Elle resta un long moment silencieuse, méditant sa décision.

Puis elle se leva et se dirigea vers le paquetage de Laurana. Elle le déballa et en sortit le morceau de lance brisée que les compagnons avaient été chercher jusqu’au Mur de Glace. Quand elle releva la tête, son visage était serein.

Serein, mais aussi empreint de force et de fierté. Pour la première fois, Laurana put accepter l’idée que la jeune fille soit un superbe et puissant dragon. D’une démarche majestueuse, ses cheveux d’argent ruisselants de lumière, Silvara alla se camper devant Théros.

— Théros Bras d’Argent, je te confère le pouvoir de forger des Lancedragons.

LIVRE III

1

Les merveilleux sortilèges du Magicien Rouge.
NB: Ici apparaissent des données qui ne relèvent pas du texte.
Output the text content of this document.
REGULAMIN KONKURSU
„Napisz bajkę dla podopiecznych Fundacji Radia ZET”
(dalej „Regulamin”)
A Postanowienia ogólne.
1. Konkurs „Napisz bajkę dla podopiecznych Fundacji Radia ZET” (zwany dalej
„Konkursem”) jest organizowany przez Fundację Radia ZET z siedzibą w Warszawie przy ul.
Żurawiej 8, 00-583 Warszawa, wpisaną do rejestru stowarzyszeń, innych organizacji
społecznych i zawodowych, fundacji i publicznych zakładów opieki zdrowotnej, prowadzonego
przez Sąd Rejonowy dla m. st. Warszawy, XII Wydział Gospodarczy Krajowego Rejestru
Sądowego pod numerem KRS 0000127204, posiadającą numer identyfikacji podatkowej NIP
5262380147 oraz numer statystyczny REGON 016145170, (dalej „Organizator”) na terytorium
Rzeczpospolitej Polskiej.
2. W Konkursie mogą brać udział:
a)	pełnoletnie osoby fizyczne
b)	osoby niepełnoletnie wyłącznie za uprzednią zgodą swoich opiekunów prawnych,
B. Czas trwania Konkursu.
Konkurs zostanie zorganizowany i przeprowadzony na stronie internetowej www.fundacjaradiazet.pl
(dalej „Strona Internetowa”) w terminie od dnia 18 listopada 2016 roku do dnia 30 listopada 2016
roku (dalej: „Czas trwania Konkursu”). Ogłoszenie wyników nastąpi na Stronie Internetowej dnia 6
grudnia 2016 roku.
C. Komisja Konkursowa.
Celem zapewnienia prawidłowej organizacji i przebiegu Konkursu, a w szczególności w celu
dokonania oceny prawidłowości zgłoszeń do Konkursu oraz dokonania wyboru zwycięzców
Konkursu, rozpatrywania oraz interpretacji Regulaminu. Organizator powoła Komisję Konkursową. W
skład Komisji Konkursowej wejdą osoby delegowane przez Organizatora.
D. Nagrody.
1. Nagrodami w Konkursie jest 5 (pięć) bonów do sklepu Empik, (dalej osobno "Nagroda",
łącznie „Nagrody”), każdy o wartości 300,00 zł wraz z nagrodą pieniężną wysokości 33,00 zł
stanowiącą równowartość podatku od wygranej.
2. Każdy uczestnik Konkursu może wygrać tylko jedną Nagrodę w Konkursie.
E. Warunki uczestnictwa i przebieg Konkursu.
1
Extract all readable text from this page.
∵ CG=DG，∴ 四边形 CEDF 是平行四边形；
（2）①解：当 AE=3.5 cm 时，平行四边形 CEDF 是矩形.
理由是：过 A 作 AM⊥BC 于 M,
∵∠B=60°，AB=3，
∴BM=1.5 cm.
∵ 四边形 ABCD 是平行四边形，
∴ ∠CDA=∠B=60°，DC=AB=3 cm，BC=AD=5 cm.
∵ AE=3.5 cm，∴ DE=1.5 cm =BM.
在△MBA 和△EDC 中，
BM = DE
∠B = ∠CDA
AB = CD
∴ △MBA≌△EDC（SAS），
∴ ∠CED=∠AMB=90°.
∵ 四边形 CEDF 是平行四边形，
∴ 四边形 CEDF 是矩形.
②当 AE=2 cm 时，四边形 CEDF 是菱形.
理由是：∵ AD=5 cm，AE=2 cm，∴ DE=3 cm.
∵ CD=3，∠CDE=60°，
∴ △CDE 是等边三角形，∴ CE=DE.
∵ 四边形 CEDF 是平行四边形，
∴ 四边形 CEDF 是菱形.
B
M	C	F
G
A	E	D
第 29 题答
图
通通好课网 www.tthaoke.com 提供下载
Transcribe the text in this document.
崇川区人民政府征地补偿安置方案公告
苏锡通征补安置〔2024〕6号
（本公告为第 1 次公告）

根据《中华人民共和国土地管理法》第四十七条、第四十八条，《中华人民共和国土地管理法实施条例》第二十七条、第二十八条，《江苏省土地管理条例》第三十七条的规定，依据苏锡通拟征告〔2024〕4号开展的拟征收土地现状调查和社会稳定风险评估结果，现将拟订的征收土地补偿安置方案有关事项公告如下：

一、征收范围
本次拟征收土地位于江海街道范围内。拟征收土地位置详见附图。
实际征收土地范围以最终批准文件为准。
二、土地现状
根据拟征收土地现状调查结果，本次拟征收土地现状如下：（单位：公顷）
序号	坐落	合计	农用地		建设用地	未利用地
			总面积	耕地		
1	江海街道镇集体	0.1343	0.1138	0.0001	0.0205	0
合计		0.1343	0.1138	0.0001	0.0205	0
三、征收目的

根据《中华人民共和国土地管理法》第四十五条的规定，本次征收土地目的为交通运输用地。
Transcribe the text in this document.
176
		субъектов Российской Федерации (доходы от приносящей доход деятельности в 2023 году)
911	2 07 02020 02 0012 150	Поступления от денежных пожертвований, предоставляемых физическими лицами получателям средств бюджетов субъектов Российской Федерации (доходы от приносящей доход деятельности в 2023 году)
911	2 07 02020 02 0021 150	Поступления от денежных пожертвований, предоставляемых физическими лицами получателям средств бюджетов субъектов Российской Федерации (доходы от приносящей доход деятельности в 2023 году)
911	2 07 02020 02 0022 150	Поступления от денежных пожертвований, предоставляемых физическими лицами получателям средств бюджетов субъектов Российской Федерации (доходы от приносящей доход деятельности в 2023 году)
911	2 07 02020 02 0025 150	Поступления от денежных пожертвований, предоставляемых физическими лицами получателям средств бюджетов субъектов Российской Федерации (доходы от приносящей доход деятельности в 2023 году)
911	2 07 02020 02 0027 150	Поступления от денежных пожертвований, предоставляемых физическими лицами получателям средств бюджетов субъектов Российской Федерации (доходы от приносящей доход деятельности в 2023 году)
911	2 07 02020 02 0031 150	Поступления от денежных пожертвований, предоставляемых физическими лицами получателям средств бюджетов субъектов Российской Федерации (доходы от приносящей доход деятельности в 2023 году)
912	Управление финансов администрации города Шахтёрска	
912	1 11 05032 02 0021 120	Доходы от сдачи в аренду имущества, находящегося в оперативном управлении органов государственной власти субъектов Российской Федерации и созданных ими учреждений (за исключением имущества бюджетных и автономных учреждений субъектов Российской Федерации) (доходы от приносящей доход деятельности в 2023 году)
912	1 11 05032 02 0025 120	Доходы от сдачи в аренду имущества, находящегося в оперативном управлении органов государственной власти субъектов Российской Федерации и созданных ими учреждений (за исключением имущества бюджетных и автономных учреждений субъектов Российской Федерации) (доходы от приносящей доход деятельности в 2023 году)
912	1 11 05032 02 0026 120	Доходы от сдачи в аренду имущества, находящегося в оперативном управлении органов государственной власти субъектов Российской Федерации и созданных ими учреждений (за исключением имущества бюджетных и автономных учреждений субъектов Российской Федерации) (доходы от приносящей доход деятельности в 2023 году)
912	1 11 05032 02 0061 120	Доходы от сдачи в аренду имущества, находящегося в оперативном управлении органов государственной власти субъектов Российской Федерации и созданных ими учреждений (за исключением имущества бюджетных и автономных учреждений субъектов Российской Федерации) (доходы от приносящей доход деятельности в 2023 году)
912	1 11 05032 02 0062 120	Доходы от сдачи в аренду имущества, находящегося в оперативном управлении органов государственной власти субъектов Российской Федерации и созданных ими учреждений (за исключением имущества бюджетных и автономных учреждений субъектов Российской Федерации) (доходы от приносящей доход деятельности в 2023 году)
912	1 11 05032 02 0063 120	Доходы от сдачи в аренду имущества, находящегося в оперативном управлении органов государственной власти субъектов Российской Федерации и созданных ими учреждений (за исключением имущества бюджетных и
Le crépuscule assombrissait peu à peu la salle de l’Auberge du Cochon Siffleur. La brise soufflant de la baie de Balifor et qui s’infiltrait entre les fenêtres disjointes avait donné à l’établissement une partie de son nom. Un simple coup d’œil au patron justifiait l’animal peint sur l’enseigne. Selon ce qui se disait en ville, le jovial et débonnaire Guillaume Deaudouce avait été frappé par le sort le jour de sa naissance. Un cochon baladeur ayant culbuté son berceau, bébé Guillaume en avait conçu une telle frayeur qu’il adopta l’apparence d’un pourceau.

Cette fâcheuse ressemblance n’avait pas altéré l’avenant caractère de l’homme. Marin de profession, il avait fini par satisfaire son désir de toujours : tenir une auberge.

Il n’y avait pas d’aubergiste plus aimé ni plus respecté à Port Balifor que Guillaume Deaudouce. Rien ne le faisait autant rire que les plaisanteries sur les cochons, auxquelles il répondait par des imitations et des grognements qui déclenchaient l’hilarité de ses clients.

Guillaume n’avait plus guère l’occasion de pousser ses grognements. Les buveurs se faisaient rares, et l’ambiance était plutôt morose. Port Balifor était en effet une ville occupée. Les armées des seigneurs draconiens, dont les navires mouillaient dans le port, avaient déversé leurs contingents d’abominables reptiliens dans la ville.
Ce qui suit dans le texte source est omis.